Can you run k3s with --debug or debug: true in the config file, and check the containerd.log to see what's going on? If that doesn't show anything interesting you might need to crank the containerd log level all the way up to trace via the CONTAINERD_LOG_LEVEL env var.
Not sure why I didn't check the logs before, but this stuck out immediately:
May 31 10:53:33 pi5c k3s[1811314]: time="2025-05-31T10:53:33+10:00" level=info msg="spegel 2025/05/31 10:53:33 \"msg\"=\"restarting image state tracker due to error\" \"error\"=\"received errors when updating all images: could not get digests for image git.madhouse-project.org/algernon/iocaine:2.0.0@sha256:d47363d2ce6a9f4ab9eb0e14257e67eb6c74e8090c97151fabf54d99c27e44d0: failed to walk image manifests: invalid character '<' looking for beginning of value\""
I changed registries.yaml to specify all the registries I use except that one, and the problem went away.
Ahh so yeah it was probably stuck in a loop restarting the image state tracker and relisting images over and over again.
You might open an issue with the Spegel project, if you have a good way to reproduce.
@DrJosh9000 please do create an issue in Spegel if you are seeing an error with a specific image.

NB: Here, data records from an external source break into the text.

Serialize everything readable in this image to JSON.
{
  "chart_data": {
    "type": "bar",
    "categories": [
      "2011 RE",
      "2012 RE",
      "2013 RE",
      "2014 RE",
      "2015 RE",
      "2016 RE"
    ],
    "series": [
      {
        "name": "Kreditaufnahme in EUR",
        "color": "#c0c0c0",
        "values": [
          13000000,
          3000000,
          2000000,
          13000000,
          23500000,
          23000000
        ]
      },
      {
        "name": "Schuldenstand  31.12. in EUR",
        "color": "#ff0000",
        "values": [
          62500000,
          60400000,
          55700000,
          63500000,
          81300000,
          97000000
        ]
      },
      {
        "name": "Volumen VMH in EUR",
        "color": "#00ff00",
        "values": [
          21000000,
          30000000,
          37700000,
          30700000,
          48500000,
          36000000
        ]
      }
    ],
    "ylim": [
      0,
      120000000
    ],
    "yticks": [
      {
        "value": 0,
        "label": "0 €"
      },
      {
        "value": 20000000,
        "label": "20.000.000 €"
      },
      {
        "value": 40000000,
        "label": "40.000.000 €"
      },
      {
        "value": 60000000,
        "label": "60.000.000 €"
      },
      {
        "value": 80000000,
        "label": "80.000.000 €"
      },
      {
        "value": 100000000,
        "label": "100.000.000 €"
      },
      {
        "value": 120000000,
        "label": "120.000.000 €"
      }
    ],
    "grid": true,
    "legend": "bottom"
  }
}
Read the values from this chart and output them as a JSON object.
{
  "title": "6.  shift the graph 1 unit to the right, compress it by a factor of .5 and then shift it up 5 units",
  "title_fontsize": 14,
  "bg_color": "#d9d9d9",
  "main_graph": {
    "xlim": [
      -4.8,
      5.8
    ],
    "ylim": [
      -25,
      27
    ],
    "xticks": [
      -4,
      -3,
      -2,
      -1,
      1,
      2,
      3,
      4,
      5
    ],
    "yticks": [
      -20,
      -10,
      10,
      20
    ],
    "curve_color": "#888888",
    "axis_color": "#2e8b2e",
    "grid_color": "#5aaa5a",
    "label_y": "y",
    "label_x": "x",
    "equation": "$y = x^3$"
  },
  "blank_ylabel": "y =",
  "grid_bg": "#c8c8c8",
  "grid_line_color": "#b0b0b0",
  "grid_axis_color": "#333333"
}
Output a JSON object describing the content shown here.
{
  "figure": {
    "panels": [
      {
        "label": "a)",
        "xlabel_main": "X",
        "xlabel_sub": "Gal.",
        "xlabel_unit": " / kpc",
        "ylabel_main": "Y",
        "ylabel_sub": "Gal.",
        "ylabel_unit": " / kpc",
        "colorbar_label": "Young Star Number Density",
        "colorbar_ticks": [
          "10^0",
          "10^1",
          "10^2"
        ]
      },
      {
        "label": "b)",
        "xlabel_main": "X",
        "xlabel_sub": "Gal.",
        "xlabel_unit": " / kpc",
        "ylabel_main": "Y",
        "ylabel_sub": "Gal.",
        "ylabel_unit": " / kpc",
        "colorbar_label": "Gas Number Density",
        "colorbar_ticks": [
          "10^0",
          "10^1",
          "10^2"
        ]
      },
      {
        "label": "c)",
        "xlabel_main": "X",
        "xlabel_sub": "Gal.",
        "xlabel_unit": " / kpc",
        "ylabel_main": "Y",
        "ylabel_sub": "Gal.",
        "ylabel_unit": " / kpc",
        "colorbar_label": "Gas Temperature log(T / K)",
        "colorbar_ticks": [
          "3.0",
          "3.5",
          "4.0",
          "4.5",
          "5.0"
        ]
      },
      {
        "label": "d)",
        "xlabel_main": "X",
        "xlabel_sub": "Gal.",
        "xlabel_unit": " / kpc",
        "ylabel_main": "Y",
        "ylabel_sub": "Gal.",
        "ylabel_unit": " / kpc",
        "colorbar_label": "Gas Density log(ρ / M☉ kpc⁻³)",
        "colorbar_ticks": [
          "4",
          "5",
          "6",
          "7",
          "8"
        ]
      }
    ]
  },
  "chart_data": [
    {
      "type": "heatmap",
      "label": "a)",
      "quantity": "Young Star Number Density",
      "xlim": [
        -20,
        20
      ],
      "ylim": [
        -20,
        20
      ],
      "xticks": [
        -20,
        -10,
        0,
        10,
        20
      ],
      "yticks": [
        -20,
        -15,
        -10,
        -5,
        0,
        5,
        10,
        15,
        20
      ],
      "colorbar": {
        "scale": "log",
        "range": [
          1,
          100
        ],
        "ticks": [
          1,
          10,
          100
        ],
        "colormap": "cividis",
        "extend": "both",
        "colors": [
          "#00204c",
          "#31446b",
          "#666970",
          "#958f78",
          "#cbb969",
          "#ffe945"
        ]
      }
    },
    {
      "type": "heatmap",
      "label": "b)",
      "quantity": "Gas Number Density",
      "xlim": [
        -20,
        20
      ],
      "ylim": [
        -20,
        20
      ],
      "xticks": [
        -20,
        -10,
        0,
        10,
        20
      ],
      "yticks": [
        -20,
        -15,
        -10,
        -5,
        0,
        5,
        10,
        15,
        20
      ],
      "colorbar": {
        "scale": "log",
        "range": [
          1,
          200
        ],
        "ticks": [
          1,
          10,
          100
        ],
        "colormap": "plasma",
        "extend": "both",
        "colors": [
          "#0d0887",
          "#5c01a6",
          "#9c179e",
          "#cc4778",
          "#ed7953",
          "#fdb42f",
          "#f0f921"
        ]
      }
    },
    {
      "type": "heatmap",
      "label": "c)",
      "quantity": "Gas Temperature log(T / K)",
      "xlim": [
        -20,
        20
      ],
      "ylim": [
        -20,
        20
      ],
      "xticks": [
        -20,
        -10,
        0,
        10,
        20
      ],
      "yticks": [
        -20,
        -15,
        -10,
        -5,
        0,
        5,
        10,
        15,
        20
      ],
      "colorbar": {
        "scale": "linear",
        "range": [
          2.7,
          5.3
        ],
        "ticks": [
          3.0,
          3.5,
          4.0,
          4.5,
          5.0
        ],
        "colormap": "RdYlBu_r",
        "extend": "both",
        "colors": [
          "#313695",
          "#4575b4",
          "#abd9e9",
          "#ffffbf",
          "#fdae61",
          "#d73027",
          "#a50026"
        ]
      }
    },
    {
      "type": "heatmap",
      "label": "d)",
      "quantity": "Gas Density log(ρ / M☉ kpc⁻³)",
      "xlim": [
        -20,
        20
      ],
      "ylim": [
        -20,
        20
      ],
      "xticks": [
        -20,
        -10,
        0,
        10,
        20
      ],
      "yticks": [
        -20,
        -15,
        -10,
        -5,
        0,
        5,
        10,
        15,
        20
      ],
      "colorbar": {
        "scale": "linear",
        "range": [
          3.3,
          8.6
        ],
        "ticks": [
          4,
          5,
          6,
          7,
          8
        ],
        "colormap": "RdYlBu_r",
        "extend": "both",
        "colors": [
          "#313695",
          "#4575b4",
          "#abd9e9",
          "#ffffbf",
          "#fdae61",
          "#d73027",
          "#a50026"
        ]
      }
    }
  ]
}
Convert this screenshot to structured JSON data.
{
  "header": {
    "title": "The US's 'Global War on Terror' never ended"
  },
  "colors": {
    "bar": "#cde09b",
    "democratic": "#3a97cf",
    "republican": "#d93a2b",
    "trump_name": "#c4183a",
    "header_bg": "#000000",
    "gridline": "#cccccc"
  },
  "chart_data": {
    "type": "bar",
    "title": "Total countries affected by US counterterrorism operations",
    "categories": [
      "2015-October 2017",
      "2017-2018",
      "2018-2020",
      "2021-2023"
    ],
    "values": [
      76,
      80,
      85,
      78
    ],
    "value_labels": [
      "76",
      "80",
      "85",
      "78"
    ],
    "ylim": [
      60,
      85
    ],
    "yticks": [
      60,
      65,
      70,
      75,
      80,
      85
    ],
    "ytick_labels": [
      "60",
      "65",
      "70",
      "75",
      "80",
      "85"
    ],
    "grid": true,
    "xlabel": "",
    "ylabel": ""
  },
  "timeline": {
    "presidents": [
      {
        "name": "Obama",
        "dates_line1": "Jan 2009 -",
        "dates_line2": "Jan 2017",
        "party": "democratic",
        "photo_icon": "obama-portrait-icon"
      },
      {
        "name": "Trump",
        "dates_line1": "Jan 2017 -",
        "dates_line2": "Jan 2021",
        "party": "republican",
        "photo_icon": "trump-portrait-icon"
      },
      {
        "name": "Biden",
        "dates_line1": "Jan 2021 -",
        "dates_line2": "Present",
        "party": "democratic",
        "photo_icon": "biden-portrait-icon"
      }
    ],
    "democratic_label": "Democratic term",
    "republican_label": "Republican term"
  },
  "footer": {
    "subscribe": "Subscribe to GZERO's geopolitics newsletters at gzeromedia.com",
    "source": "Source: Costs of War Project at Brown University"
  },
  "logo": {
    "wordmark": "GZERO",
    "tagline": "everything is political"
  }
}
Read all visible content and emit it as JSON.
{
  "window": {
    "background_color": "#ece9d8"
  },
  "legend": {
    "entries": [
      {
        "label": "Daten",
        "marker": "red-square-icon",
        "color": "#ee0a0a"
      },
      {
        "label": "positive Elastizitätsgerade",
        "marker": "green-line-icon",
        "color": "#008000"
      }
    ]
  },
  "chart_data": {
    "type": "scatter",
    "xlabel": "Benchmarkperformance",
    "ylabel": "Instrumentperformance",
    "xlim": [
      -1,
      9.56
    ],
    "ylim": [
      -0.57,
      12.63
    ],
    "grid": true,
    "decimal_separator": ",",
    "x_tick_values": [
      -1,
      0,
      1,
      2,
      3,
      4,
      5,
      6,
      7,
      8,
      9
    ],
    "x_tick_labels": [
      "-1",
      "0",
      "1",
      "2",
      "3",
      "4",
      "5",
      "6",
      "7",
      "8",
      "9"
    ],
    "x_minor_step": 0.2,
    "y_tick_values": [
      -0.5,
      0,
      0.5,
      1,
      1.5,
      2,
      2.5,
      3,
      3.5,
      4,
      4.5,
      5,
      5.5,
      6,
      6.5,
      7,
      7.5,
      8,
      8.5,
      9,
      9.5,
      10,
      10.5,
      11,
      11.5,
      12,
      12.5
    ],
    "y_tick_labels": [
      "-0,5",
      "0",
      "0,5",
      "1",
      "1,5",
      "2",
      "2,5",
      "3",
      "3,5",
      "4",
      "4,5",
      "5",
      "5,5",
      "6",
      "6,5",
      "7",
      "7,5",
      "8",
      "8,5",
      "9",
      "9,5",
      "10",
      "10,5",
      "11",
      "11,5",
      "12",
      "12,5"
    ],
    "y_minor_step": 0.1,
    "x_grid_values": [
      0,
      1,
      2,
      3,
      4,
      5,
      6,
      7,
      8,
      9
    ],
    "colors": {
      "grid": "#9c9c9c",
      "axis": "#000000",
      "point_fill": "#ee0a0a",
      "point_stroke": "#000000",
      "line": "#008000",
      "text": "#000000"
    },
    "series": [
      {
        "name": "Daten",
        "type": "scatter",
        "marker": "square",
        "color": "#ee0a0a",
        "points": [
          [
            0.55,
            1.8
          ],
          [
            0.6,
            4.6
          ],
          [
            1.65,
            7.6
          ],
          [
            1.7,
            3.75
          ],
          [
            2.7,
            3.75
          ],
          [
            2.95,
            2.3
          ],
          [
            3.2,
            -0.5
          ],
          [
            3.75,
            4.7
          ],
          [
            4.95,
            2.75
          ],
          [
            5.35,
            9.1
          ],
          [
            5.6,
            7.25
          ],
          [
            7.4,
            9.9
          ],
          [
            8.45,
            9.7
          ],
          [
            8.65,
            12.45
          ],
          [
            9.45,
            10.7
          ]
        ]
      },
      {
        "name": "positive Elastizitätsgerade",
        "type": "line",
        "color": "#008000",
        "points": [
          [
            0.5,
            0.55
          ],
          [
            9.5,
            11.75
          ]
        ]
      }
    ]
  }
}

I have not looked into the specific version being used but Spegel will only return from the state track loop if the context or image channel is closed. All other errors related to state tracking will only log the error.
Thanks, having narrowed it down a bit I do intend to follow up with Spegel (once I get over this flu!)
This repository uses a bot to automatically label issues which have not had any activity (commit/comment/label) for 45 days. This helps us manage the community issues better. If the issue is still relevant, please add a comment to the issue so the bot can remove the label and we know it is still valid. If it is no longer relevant (or possibly fixed in the latest release), the bot will automatically close the issue in 14 days. Thank you for your contributions.
This repository uses a bot to automatically label issues which have not had any activity (commit/comment/label) for 45 days. This helps us manage the community issues better. If the issue is still relevant, please add a comment to the issue so the bot can remove the label and we know it is still valid. If it is no longer relevant (or possibly fixed in the latest release), the bot will automatically close the issue in 14 days. Thank you for your contributions.
@brandond is this a placeholder to bump Spegel when fixed, or more needs to be done on our side?
I haven't managed to reproduce this on demand or narrow it down to anything specific in spegel, but we are planning to bump spegel next month one we get a few things pushed upstream.